Ah thanks for flowers! DSS is 10, DS is 8.

OP posts:
StanSmithsChin · 17/08/2015 16:44

It takes time OP. Don't be so down on yourself. The blended family is recent and DSS is probably just trying to figure out where he stands and whether or not he is supposed to like you.

When DP is home from work why don't the 3 of you discuss what you and DSS can do tomorrow? Have a few suggestions like cinema, bowling, park and let him decide or come up with his own. It maybe easier for him to speak up if his father is enthusiastic about you two spending time together.

If he still refuses to engage then don't push it. Offer him an activity each day but if he refuses so be it, it may take a while for him to come round.
Try to remember OP that this child didn't ask for a blended family, he wasn't consulted in the big change and he isn't with you everyday like your DS so it will take time for him to come round.

Wdigin2this · 18/08/2015 00:28

Oh I really feel for you Tartan, you probably feel as if you can't do right for doing wrong! If you 'nag' him to come into the garden etc, he's going to feel pressured, but if you leave him in his room with his play station you're going to feel as if you're ignoring him....lose, lose situation! As Stan says, it's probably a good idea to get his DF to join forces, with a view to encouraging him to engage! But as has also been said, it's early days, he may come around, or he may never want to fully allow you in...whichever, all you can do is be as open and available to him as you are to your own child....and yes, I really, really know how difficult that can be!!!!

amarmai · 18/08/2015 01:21

you are the adult in charge. Do not give away your power. Why should ss decide what you and your son do each day. Make your plans and he can join or not. Make lunch and he can eat or not. He wont starve himself and you are not his servant. Be very direct with him and his father and for you and your son's sake do not be taken advantage of.

K888 · 18/08/2015 01:33

Amarmai - couldn't have put it better myself.

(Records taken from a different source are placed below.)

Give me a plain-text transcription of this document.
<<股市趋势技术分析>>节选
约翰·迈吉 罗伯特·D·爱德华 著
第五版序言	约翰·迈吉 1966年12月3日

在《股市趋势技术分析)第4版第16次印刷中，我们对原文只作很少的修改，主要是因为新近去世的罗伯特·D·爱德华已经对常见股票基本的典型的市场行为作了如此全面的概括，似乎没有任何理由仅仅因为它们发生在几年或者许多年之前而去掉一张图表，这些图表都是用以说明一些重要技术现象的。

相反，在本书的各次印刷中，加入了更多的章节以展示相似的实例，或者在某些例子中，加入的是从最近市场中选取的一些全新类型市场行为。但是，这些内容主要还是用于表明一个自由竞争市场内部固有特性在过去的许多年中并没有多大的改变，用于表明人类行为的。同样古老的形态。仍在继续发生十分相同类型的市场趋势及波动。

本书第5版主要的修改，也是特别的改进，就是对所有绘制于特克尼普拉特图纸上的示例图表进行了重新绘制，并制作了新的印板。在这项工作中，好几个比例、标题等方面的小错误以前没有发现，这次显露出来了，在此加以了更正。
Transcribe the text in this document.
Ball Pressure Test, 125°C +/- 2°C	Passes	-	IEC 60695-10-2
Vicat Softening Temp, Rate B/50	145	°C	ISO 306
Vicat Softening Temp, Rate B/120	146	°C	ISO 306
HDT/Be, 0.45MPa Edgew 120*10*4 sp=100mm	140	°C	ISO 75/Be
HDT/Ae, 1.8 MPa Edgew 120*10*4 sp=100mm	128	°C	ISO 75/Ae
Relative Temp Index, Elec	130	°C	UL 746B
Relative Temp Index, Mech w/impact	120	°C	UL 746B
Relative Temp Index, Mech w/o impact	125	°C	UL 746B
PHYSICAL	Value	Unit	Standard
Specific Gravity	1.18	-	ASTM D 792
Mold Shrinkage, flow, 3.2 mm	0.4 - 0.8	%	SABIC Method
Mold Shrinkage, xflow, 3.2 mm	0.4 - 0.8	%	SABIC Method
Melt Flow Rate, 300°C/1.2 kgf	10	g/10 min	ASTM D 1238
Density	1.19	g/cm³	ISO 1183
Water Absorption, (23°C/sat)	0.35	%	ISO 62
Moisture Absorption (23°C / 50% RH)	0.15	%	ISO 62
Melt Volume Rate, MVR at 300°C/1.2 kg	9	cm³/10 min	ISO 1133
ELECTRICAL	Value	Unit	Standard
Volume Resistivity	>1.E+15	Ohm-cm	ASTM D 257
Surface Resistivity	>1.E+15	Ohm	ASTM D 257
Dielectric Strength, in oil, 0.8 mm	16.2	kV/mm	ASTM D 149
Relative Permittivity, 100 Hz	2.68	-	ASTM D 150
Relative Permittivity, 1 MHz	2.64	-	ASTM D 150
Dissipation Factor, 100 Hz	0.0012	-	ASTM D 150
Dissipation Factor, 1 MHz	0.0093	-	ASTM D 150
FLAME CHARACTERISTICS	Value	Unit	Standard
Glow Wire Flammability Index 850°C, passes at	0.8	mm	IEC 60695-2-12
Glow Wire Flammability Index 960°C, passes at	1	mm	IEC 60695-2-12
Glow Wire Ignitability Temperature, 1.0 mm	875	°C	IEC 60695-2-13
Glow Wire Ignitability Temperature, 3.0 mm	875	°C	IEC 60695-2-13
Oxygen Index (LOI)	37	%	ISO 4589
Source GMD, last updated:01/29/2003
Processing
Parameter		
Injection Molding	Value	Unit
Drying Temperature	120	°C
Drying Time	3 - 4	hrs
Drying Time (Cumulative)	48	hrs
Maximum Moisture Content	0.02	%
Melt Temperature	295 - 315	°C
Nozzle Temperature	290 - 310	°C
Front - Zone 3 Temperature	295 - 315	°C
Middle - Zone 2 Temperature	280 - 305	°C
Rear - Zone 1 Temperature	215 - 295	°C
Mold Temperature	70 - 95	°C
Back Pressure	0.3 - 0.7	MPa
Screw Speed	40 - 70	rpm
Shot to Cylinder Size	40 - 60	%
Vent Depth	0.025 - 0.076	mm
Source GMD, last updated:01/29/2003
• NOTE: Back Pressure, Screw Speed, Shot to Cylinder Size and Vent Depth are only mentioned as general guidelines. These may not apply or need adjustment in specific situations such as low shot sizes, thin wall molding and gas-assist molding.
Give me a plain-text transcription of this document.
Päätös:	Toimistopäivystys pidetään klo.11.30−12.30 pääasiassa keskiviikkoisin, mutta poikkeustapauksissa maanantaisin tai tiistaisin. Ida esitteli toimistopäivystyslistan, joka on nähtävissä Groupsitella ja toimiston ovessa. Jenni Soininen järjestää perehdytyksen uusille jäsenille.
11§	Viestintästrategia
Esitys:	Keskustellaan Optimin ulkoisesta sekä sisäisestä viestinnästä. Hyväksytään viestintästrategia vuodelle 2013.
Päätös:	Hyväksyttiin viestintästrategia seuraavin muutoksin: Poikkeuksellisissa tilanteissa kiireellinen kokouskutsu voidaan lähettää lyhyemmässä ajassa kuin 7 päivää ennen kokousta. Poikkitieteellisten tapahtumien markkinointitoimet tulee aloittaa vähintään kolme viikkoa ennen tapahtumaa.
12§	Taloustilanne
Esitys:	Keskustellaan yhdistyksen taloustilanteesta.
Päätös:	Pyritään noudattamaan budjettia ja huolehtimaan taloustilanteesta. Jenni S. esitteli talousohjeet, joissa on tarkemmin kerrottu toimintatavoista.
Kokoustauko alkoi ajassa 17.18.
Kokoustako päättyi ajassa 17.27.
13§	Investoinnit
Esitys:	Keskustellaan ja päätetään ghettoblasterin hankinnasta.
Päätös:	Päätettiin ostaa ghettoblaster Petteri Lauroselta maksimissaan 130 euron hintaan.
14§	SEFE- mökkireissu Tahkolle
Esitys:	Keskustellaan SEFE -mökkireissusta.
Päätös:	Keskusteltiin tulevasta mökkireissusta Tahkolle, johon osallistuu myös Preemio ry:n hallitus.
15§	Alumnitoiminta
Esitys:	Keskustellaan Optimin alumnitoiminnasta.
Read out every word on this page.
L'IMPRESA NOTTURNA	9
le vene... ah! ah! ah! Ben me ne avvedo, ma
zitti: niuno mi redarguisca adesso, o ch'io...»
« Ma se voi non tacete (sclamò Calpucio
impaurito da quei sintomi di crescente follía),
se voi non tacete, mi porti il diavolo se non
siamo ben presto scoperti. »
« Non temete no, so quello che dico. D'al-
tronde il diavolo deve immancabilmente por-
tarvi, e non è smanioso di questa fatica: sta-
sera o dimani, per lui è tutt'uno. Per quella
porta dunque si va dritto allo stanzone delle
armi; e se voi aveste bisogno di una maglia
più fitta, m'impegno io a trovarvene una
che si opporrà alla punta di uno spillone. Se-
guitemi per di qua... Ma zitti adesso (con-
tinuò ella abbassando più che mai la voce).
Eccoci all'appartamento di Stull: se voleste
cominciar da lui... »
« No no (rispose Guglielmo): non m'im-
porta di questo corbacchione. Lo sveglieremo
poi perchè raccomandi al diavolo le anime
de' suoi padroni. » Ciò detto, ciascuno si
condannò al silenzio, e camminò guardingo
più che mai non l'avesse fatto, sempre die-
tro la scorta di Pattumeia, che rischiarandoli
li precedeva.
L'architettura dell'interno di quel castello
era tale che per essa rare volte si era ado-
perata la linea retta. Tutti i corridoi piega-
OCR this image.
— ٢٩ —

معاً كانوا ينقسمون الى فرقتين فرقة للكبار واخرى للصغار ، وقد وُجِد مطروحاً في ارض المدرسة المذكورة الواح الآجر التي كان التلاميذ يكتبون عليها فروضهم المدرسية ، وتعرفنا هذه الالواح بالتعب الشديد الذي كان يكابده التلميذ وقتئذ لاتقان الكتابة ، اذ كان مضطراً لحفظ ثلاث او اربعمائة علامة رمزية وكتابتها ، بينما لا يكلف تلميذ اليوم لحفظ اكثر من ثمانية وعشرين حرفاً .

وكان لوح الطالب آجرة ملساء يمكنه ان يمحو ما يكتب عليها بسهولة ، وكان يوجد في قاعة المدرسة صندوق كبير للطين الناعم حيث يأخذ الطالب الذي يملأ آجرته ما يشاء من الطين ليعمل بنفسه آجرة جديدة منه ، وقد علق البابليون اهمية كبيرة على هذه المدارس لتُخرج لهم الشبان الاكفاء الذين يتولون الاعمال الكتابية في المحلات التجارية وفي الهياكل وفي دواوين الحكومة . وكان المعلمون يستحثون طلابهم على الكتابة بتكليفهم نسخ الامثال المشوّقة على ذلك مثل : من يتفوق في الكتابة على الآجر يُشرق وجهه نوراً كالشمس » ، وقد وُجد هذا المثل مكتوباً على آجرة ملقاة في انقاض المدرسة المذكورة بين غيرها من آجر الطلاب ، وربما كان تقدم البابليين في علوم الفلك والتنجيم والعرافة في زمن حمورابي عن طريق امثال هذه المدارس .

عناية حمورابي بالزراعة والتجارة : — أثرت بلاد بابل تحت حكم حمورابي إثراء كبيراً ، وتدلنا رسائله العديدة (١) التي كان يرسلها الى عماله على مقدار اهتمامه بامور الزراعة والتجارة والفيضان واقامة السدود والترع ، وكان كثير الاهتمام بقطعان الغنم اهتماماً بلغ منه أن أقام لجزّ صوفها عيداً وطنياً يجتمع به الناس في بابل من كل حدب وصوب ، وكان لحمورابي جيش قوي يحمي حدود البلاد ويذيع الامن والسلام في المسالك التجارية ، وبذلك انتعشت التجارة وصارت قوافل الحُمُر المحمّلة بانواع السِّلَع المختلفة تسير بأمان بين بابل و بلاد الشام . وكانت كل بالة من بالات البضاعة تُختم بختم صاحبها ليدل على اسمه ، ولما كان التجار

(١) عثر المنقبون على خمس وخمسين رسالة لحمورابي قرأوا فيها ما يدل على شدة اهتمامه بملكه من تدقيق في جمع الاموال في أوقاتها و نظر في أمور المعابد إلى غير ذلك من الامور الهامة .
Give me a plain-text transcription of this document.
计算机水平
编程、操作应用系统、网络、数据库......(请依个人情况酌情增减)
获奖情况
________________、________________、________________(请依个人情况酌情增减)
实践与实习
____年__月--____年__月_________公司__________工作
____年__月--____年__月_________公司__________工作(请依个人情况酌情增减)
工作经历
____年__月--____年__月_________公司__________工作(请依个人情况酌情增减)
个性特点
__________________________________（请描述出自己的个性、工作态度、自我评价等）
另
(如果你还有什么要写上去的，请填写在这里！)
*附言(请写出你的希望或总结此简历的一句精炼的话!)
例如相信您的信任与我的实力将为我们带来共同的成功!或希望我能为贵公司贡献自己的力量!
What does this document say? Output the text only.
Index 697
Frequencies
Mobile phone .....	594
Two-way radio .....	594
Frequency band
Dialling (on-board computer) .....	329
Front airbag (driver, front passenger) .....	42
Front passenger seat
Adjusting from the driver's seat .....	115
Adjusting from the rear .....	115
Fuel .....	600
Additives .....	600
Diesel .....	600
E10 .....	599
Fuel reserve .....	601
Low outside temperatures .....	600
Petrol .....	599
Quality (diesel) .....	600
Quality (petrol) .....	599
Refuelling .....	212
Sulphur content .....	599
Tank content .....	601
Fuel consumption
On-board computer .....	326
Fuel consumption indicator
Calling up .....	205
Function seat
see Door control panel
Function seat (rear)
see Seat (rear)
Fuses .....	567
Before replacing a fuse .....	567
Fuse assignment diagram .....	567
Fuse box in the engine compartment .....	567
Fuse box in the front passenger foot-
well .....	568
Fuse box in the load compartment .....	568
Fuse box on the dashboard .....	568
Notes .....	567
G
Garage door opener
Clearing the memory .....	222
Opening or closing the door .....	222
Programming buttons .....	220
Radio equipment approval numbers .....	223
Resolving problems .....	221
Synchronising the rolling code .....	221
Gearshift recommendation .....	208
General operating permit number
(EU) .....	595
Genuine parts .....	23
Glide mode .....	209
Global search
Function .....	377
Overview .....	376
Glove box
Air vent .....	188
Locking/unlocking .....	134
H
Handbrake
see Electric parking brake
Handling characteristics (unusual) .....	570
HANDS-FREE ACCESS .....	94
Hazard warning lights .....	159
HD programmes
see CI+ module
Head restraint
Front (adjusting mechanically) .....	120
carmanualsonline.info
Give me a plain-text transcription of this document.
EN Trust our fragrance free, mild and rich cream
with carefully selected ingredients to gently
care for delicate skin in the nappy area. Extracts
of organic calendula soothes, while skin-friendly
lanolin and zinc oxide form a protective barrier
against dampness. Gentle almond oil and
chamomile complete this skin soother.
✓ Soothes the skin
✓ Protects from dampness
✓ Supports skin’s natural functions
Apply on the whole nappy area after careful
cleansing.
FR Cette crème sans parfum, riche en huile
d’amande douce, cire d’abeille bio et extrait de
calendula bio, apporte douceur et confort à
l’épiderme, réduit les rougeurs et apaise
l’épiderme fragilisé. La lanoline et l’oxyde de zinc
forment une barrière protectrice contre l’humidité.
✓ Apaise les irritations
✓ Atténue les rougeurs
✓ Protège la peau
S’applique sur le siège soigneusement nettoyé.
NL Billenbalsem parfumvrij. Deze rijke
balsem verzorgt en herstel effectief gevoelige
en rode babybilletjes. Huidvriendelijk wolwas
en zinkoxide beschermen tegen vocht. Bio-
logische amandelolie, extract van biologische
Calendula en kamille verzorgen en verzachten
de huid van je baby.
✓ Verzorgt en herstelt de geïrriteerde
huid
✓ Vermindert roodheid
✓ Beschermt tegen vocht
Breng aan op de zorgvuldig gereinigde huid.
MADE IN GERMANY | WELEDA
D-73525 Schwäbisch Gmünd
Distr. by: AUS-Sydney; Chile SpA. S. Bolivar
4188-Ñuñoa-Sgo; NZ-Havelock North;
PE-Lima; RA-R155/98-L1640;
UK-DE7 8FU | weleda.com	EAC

Jphilips19 · 18/08/2015 03:24

Tartan it is early days but have you tried using the play station as a reward basis not as a means for him to evade you. It is very stressful so make a couple of rules and stick by them. Don't force yourself on him and if he throws a tantrum or sulk just walk away and don't pay any attention. He is probably just feeling really insecure and defensive. I would wait until he comes to you and says he is hungry or thirsty at least then he is communicating with you. I also would take him out quite a bit to different play parks and see if there are any other children close by he could have around to play. Good luck

tartanpooch · 18/08/2015 07:51

Thanks all. It's not so much of a problem when my own DS is here as we do make plans and get on with them, but when it's just me and DSS (& older DSD) it is really hard. I'm not a natural "entertainer" of children and my suggestions for eg playground are met with a negative response. DSS finds his screen to be a real comfort blanket and dragging him from it results in full-on sulks, which is a new thing for me - DS is sunny and generally compliant but DSS will put his head down, his lip out and simply refuse to engage. His moods affect everyone, it's like taking a storm cloud around with us. He does it with DP too and I guess I'm scared to be the one laying down the law and having to deal with his response - and am worried he'll go back to his mum saying how horrible I am (she lets him do what he likes more than DP and I will). It has got to the point though that if DSS is not to be glued to a screen, he has to be managed and entertained. He won't go outside on his bike or to kick a ball around unless someone is there to watch him.

OP posts:
Mimigolightly · 18/08/2015 09:32

Tartan your DSS sounds exactly like my Dp's DD (9). We take her out to the cinema followed by pizza or we go swimming or ice skating, horse riding, etc. All she says is "When are we going home?" so she can get onto her computer. While we are out, she won't engage with us to the extent that she will sit in a restaurant and refuse to eat anything, even though she likes the food, just so we can leave quickly.

We ask her what activities she would like to do and then do them so it's not a case of us just dragging her along to something she's expressed no interest in. She is like this with everyone though, not just when I'm there, so I'm not sure what to do.